Experts have identified several barriers preventing a successful global vaccination initiative: vaccine hoarding by high-income countries, delivery delays from pharmaceutical companies to African countries, slow in-country rollouts, and importantly, short shelf-life vaccines received by low-income countries from donating countries.
These inadequate donations from contributing countries give rise to scepticism from low-income countries to accept vaccines donated through COVAX. “If someone is giving you vaccines that are going to expire in less than three months, that is dumping.
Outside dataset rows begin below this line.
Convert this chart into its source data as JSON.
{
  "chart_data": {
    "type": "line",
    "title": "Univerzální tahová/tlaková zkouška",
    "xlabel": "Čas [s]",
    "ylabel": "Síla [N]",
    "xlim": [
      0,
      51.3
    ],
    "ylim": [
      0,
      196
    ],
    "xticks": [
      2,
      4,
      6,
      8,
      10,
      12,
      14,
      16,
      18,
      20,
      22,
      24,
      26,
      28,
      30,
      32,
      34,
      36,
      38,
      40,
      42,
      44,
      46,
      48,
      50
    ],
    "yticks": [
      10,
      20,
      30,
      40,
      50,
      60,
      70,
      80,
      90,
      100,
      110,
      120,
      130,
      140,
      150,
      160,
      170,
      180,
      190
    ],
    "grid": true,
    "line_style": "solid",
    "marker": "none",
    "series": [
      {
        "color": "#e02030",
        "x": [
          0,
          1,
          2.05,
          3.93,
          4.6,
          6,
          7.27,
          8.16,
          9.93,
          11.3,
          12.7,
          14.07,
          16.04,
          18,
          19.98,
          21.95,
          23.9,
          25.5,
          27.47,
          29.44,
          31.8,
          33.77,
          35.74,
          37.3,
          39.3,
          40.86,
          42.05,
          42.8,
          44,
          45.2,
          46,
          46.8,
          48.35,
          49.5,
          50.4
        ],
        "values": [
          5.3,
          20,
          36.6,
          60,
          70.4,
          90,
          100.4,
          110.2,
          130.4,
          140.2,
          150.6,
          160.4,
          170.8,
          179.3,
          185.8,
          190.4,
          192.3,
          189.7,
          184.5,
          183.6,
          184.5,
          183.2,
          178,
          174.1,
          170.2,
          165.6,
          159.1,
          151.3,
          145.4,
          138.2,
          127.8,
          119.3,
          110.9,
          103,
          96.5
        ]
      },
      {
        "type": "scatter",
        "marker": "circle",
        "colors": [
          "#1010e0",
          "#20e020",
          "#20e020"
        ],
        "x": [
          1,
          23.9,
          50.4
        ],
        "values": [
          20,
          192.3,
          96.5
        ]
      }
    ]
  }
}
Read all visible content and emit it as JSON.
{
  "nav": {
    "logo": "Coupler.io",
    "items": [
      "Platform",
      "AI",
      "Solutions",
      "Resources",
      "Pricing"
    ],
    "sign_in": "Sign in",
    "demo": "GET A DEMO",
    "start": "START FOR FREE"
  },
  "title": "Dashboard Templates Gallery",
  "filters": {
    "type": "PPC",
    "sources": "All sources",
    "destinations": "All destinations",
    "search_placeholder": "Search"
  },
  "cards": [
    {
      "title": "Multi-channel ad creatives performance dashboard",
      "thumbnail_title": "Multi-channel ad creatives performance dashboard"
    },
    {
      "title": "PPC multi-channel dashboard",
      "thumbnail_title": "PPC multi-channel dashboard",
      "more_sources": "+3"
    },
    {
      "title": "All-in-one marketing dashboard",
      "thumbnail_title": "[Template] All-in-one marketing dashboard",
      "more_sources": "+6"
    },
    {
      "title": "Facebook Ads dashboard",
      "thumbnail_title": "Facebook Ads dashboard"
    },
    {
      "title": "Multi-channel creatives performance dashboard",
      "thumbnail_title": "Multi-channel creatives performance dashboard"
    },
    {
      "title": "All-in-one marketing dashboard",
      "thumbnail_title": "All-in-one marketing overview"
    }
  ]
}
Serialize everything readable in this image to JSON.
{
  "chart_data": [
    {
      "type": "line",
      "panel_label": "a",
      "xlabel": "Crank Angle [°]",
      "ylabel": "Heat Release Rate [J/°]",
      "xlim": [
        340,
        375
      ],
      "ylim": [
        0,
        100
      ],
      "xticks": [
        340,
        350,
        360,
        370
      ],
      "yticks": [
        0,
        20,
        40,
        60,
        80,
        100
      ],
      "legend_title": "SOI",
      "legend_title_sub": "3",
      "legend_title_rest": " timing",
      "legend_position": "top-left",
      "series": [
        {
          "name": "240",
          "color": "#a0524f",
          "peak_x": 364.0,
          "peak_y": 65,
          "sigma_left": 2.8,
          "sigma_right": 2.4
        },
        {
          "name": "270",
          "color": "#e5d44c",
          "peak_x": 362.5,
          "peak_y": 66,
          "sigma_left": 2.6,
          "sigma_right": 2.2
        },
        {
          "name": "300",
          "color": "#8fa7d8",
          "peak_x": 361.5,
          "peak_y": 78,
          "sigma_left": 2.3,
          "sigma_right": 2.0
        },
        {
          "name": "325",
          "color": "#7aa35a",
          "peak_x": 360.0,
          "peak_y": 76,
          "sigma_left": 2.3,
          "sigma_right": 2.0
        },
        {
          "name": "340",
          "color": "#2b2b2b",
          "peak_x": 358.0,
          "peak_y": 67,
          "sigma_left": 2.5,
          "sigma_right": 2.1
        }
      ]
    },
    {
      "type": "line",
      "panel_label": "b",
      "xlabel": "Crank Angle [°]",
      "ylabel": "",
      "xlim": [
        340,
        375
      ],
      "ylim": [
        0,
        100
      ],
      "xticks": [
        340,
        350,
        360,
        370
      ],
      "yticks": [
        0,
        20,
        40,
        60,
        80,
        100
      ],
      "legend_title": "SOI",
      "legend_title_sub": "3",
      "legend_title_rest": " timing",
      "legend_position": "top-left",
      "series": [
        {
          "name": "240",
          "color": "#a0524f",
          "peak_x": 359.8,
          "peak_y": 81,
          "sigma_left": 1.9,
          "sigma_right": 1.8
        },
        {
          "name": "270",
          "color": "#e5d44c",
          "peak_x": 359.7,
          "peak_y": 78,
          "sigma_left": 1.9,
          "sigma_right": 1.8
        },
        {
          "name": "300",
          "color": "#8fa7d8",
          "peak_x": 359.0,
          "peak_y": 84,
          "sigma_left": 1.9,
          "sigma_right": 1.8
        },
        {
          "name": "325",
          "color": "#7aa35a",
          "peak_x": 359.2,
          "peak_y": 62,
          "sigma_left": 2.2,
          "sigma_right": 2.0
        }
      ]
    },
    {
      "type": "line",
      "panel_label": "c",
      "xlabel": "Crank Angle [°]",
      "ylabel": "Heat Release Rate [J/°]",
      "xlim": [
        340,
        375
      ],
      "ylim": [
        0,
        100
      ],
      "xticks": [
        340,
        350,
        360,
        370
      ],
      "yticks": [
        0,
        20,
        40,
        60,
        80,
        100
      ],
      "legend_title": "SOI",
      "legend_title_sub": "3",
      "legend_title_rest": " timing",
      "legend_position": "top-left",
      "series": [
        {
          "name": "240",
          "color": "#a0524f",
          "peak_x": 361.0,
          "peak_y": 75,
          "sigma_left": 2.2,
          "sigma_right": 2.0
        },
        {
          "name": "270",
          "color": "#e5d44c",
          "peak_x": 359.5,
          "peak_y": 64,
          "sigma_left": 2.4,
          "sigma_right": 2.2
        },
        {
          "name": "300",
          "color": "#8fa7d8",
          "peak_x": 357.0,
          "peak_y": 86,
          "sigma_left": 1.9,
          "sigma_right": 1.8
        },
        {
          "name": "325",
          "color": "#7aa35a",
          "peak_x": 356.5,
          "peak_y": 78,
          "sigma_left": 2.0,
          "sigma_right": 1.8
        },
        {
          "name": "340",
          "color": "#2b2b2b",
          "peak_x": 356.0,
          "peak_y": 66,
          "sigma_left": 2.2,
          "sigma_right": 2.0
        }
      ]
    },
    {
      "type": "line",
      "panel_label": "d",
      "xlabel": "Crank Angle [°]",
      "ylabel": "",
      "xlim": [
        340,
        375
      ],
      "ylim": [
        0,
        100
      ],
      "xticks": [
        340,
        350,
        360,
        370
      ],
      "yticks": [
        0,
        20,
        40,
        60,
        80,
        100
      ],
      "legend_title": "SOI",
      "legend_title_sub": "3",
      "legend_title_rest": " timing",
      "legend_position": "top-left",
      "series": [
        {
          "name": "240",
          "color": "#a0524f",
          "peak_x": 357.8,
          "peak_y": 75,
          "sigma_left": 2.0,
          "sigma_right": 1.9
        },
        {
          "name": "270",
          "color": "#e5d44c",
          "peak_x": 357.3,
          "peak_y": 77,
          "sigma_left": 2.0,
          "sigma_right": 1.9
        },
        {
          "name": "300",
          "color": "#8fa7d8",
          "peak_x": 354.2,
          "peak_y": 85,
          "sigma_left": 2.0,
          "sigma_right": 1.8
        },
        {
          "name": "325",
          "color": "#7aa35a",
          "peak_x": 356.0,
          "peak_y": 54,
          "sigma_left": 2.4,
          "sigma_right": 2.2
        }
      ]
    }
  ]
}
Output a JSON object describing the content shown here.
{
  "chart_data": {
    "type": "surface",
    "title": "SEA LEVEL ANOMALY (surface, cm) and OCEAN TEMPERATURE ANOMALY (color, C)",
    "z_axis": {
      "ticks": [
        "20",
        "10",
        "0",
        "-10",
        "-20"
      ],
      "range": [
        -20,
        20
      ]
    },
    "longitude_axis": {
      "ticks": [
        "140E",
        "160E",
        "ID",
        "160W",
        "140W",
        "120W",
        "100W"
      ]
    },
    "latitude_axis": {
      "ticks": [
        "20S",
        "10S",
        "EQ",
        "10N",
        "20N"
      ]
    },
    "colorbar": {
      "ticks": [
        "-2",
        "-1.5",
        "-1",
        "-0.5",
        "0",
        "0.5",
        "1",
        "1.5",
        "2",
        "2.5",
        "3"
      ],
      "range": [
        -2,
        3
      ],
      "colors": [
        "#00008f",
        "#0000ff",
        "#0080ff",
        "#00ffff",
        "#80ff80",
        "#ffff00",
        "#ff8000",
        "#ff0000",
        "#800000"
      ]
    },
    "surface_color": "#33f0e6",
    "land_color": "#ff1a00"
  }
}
It’s not a donation anymore.” explains Dr. Ahmed Ogwell Ouma, deputy director of the Africa Centres for Disease Control and Prevention, in an interview with Devex. “It’s going to expire in your hands if you don’t have a system that is ready to be able to absorb it”.
As a result, huge amounts of funds and vaccines will continue to be wasted if donating countries do not adhere to certain minimum standards and will instead become medical waste to be managed by low-income countries.
Instead of effectively supporting low-income countries to respond to COVID-19, the practice of vaccine dumping may cause more harm than good. Vaccines are being dumped without enough shelf-life, announced without enough time for receiving countries to prepare, or even without the necessary vaccination supplies such as gloves, syringes, needles and diluents. And where the additional vaccination supplies are not provided, they will be sourced from funds that were meant to support primary health care services.
“Vaccine dumping can run the risk of stretching health systems in low-income countries,” explains Jos, “where mortality from preventable diseases, such as malaria and tuberculosis, is already rising because of the burden of the pandemic on health systems”.
“Without aiming for vaccine equity, and strong health systems everywhere, the world will not deal successfully with this pandemic.”
From vaccines to vaccination
In a joint statement, GAVI – who is co-leading the COVAX initiative – declares urgent the need for contributing donors like the Netherlands to adhere to essential requirements for an effective vaccine-sharing mechanism that does not increase the burden of already stretched health systems in low-income countries. By the end of March 2022, GAVI aims to raise $5.4 billion to launch COVAX’s second year of efforts to end COVID-19 and overcome the challenges faced in 2021. Ending COVID-19 involves more efforts than donations. This new phase of efforts of COVAX aims to not only continue progress towards vaccine sharing, but also to step up financing for vaccination supplies and to support in-country delivery systems.
Strong health systems to end COVID-19
According to Jos, “without aiming for vaccine equity, and strong health systems everywhere, the world will not deal successfully with this pandemic. Nor with any other future global pandemics for that matter. The only real answer is to invest in making health systems stronger in all parts of the globe”.
Vaccine donations not only require consideration for long-enough shelf-life, but also financial investments in health systemic efforts. This includes investments in the six ‘building blocks’ that make up health system strengthening. When it comes to epidemics and pandemics, it is important to adopt a holistic approach where each of these blocks are addressed in order to end COVID-19 and prepare for future pandemics.
“Low-income countries need strong health systems to face COVID-19”, argues Jos, “and vaccine donations are just the tip of the iceberg when it comes to what is needed to bring an end to COVID-19 and prepare against future pandemics”. As Cordaid’s health experts recently stated, drawing lessons from the long fight against HIV and AIDS in the 80s and 90s: we must raise our global ambitions.
We, the international community, must tackle vaccine inequity and make global health a primary concern. A focus on profit and the ensuing global inequalities are not the answer. Because no one is safe until we are all safe.